Já a posse é uma coisa concreta, que decorre da necessidade de se ter uma moradia ou um pedaço de terra para nele trabalhar e dele retirar o seu sustento e de sua família. Sem dúvida é uma forma efetiva de garantir a todo cidadão o princípio da dignidade da pessoa humana.
 
 
            Esse também é o posicionamento de Ana Rita Vieira Albuquerque[15], que diz:
 
                                               Ao contrário do direito de propriedade, a posse não foi criada com o intuito de constituir uma soberania privada, opondo ao Estado uma resistência acima do direito de igualdade, pois o direito de posse sempre se coadunou com os interesses vitais da sociedade, que o reclama frente à necessidade de um uso útil a seu titular sem resultar prejuízos a qualquer membro da sociedade.
 
            Todo homem tem o direito garantido pela Constituição Federal de utilizar a terra como forma de sobrevivência, como forma de realmente efetivar o princípio da dignidade da pessoa humana, sendo que a apropriação individual da terra e seu uso exclusivo através da posse é fundamental não somente para atender às necessidades individuais do indivíduo, mas principalmente para proporcionar vantagens para toda a coletividade. Uma vez respeitadas estas vantagens, justifica-se plenamente a importância da posse na sociedade brasileira.
            b) a posse é um valor: através do poder sobre as coisas, especialmente, sobre a terra, o homem consegue prover a própria subsistência, fazer circular riquezas e assegurar a prosperidade.
            O valor da posse nos dias de hoje é sentido de forma intensa, principalmente porque o direito de posse, pela sua utilidade social, representa antes de tudo o direito à igualdade, o direito do indivíduo obter a terra pelo próprio trabalho, aproveitando os seus recursos e, ainda, tirando-lhe os proventos para sua subsistência e para a sociedade. E, dessa forma, reduzindo a desigualdade social e incrementando a justiça distributiva.

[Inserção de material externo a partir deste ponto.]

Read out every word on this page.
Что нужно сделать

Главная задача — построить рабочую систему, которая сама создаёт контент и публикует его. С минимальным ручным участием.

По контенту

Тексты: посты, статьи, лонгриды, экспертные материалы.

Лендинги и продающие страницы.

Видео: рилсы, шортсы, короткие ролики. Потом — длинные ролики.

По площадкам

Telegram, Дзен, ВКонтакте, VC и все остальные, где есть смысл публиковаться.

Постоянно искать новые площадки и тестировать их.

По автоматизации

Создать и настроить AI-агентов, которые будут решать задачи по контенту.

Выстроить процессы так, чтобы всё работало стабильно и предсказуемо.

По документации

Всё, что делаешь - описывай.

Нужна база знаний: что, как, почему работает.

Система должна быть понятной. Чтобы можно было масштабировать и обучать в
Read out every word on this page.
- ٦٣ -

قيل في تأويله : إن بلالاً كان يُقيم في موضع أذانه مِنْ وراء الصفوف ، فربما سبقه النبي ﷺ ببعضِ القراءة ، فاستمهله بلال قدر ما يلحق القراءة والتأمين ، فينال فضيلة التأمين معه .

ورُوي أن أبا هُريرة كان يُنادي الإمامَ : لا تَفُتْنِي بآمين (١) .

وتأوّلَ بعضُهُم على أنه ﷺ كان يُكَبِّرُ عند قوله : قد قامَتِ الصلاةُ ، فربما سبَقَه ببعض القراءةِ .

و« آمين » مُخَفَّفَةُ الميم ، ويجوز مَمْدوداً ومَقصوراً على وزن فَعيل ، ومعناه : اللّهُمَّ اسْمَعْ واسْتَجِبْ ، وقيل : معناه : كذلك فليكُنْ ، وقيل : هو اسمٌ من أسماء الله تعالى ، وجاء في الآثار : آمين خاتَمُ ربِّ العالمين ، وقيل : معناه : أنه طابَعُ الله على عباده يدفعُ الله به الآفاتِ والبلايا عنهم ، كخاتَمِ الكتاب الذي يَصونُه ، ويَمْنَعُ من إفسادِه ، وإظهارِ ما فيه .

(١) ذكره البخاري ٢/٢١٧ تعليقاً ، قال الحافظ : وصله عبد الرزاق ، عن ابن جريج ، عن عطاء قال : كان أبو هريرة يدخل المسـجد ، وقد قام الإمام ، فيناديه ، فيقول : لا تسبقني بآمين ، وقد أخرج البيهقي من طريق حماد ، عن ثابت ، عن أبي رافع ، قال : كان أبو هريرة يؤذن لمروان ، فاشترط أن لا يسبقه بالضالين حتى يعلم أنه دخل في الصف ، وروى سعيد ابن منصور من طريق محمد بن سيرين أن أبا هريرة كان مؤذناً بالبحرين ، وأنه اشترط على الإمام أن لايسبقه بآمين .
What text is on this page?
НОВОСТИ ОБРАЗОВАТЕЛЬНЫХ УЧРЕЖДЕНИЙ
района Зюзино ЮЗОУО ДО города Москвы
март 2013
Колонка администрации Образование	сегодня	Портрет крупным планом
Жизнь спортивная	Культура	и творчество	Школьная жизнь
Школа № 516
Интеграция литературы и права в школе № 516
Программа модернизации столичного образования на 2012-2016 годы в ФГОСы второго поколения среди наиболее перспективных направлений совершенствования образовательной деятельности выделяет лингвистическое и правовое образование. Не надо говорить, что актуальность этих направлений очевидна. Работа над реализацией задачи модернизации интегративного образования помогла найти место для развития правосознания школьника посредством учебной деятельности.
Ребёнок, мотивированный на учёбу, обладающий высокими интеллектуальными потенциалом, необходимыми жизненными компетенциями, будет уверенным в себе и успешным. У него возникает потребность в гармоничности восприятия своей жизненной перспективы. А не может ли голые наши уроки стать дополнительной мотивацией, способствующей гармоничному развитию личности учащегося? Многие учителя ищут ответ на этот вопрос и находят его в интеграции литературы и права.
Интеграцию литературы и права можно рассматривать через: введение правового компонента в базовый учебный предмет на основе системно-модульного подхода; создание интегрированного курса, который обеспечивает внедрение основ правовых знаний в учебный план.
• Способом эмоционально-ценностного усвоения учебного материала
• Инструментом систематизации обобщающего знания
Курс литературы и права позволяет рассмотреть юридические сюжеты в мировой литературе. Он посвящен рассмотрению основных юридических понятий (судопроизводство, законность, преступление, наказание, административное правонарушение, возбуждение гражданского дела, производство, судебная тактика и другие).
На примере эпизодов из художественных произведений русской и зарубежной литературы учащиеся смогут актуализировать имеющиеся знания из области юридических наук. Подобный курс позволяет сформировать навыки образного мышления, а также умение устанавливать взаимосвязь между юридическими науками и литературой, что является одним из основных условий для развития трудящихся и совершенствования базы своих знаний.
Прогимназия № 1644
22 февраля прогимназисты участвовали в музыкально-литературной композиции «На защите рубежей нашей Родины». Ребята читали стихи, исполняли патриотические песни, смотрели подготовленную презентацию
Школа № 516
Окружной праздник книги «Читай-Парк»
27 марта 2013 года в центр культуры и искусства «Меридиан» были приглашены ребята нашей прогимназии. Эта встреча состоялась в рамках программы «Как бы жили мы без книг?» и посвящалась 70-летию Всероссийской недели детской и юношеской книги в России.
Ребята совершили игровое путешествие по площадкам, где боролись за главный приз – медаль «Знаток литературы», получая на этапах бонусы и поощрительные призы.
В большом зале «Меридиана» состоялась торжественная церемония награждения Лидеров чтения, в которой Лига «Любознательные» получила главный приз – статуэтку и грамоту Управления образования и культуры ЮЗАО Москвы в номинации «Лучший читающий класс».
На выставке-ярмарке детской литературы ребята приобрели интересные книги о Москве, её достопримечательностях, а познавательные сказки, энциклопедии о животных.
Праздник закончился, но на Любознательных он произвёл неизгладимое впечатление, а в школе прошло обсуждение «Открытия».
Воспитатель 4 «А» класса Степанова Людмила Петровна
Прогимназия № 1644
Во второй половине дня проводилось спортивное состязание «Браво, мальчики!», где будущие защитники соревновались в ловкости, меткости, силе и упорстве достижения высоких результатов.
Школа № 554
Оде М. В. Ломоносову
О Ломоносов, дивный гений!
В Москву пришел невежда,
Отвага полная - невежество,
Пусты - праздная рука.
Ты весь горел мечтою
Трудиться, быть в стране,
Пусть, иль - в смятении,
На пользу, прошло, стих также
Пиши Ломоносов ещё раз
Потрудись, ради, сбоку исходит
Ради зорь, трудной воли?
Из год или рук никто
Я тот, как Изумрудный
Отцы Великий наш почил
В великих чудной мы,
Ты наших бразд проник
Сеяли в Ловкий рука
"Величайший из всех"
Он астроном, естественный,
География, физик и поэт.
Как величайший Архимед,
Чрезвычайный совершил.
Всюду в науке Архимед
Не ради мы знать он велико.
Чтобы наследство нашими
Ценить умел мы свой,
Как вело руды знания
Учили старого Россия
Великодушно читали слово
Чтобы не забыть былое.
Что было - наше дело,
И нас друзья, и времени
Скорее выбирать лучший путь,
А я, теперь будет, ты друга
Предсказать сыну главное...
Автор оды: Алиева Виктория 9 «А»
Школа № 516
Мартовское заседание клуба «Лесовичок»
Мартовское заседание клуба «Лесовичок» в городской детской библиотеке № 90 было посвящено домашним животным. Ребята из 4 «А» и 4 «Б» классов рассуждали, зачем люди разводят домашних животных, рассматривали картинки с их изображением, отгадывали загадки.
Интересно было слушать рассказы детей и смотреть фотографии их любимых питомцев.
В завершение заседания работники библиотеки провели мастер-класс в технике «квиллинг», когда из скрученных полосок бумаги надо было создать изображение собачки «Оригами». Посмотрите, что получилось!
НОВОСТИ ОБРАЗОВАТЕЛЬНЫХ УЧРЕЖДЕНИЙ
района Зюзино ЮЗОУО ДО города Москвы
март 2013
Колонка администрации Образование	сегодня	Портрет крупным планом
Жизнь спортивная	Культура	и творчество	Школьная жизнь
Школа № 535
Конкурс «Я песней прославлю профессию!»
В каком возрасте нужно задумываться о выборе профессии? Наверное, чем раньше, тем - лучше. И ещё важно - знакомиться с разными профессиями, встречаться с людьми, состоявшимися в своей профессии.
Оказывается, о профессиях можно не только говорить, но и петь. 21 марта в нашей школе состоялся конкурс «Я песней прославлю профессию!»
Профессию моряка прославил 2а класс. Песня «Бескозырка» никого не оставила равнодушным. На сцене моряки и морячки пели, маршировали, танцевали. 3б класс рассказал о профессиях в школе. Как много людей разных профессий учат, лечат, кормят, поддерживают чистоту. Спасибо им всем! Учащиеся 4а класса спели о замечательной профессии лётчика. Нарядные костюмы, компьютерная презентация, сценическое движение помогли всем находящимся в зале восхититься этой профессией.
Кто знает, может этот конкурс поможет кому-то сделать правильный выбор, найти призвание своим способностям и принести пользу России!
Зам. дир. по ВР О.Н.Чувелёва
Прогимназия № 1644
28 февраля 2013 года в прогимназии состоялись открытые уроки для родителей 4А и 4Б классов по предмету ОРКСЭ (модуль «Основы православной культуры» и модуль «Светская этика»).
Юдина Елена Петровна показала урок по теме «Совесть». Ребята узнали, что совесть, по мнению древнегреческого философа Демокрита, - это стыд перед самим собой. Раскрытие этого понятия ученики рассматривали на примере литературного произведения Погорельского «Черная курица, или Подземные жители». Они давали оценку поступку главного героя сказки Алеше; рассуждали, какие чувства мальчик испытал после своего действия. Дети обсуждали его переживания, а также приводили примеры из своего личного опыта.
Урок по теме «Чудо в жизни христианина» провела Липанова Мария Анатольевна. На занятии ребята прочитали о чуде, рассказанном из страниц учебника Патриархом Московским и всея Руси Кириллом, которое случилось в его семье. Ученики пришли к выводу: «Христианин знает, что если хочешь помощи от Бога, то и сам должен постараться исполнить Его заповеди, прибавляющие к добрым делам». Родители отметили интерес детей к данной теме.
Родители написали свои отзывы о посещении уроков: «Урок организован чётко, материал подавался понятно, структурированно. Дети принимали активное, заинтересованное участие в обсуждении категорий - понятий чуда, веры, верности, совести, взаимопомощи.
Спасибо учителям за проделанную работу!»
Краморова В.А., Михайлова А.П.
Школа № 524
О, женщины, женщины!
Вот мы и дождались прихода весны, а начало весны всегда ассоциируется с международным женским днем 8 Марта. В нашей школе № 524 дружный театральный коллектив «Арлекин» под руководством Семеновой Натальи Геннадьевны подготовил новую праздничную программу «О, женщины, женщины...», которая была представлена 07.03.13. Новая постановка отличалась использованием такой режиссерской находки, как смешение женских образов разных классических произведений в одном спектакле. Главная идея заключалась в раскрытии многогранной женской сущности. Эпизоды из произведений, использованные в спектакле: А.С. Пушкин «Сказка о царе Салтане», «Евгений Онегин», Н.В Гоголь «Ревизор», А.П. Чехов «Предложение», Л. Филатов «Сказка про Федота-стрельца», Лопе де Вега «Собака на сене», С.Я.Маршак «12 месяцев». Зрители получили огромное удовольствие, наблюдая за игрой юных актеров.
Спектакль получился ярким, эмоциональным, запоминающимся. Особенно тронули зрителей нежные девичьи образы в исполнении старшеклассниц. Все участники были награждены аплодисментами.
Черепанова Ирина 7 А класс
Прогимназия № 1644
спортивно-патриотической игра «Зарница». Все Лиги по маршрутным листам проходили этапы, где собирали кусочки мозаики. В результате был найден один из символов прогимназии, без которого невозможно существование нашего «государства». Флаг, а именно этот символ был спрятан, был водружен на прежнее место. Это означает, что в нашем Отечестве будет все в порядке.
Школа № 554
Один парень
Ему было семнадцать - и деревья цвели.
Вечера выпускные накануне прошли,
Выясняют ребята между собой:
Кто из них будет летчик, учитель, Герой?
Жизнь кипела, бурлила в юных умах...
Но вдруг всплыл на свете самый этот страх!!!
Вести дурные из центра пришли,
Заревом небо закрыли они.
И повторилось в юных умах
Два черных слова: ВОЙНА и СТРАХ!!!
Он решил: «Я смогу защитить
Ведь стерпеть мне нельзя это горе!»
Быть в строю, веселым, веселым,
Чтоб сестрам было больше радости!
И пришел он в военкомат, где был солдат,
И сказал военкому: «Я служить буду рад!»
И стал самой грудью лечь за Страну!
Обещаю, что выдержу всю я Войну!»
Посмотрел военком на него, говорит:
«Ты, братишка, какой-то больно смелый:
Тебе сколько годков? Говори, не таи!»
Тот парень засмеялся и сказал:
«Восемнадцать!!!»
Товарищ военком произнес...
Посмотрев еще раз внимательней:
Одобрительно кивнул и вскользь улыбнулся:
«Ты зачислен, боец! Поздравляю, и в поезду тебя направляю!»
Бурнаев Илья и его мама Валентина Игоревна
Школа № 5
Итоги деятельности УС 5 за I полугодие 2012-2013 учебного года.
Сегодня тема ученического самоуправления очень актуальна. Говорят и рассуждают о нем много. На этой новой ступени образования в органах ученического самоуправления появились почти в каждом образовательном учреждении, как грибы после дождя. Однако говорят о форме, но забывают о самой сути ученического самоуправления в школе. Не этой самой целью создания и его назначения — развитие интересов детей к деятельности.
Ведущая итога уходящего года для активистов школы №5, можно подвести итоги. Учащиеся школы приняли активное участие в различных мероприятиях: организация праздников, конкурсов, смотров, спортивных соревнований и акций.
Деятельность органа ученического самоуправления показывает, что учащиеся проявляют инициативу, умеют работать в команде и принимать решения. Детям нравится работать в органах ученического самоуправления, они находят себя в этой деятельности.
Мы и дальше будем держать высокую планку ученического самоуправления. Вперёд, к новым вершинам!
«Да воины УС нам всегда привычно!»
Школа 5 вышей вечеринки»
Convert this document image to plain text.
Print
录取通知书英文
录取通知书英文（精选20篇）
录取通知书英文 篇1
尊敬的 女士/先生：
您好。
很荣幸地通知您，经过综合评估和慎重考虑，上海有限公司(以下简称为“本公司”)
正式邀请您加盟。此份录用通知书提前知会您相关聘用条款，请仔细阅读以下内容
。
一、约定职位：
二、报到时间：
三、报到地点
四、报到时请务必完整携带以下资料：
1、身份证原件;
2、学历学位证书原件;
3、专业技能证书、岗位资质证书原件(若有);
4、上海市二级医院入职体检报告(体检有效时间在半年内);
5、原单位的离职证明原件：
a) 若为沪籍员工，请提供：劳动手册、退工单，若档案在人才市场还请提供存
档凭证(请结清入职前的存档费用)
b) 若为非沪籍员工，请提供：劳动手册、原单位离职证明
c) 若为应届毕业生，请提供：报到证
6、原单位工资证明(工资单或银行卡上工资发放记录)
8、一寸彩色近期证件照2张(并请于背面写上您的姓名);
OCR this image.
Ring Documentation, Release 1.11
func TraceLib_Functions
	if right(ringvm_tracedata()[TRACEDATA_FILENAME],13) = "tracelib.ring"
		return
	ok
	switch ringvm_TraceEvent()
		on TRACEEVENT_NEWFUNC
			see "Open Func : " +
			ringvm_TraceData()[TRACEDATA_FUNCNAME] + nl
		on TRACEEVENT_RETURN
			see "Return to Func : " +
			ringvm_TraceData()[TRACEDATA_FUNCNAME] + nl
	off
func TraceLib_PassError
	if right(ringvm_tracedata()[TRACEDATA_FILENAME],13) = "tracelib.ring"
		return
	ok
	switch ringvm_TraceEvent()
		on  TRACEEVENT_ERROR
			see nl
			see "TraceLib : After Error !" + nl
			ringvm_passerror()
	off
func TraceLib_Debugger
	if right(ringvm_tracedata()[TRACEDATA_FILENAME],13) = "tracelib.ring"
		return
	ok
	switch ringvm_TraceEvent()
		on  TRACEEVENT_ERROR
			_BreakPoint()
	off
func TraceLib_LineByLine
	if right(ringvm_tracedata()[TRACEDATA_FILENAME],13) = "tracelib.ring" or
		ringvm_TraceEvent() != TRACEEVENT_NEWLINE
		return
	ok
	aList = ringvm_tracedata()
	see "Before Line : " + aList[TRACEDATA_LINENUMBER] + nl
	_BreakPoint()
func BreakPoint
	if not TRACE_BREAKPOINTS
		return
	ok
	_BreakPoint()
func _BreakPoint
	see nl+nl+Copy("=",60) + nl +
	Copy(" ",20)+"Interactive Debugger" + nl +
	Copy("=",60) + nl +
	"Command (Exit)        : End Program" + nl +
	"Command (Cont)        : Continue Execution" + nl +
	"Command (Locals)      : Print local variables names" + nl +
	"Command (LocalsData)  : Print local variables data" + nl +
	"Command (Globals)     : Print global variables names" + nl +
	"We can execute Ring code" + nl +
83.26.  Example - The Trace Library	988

            Não fosse pelo apossamento do solo e o aproveitamento de suas riquezas, não se produziriam nem os alimentos de subsistência nem os sofisticados aparelhos que tornam mais fácil a vida nas casas e nos ambientes de trabalho. A constatação de que a posse concorre em favor dessa situação de bem-estar, é suficiente, por si só, para classificá-la como um valor.
            O instituto da posse, portanto, é o exemplo típico da integração do fato social à norma e que não acarreta apenas conseqüências jurídicas muito importantes, como os interditos possessórios e a usucapião, mas transforma o fato da posse em si em verdadeiro direito de posse.
            Opinião esta, também compartilhada por Roberto Wagner Marquesi[16]:
 
É no terreno econômico e social que a posse exerce papel de destaque no Estado Democrático de Direito, e por dois fatores: primeiro, porque admite a produção de riquezas para o possuidor e para a coletividade; segundo, porque oferece ao possuidor condições de viver com dignidade.
            Logo, admitir a função social da posse é aceitar direito subjetivo ao não-proprietário de, através da terra, obter uma vida digna, assegurando um patrimônio mínimo, ou seja, uma existência autônoma. Ao contrário, negar a função social da posse é continuar acreditando que apenas os proprietários têm direito subjetivo sobre a terra e, de certa forma, respaldar as doutrinas tradicionais clássicas que entende, na função social, apenas seu caráter negativo[17].
            Considerar a função social da posse como um valor é de extrema importância para diminuir a desigualdade social, pois representa uma alteração do paradigma do conceito da posse, maximizando-o, para visualizar ao lado dos elementos internos, que são a apreensão física da coisa e a vontade de possuí-la, um outro elemento que compõe esta vontade, qual seja, a sua utilização econômica, e, também, um elemento externo, a consciência social.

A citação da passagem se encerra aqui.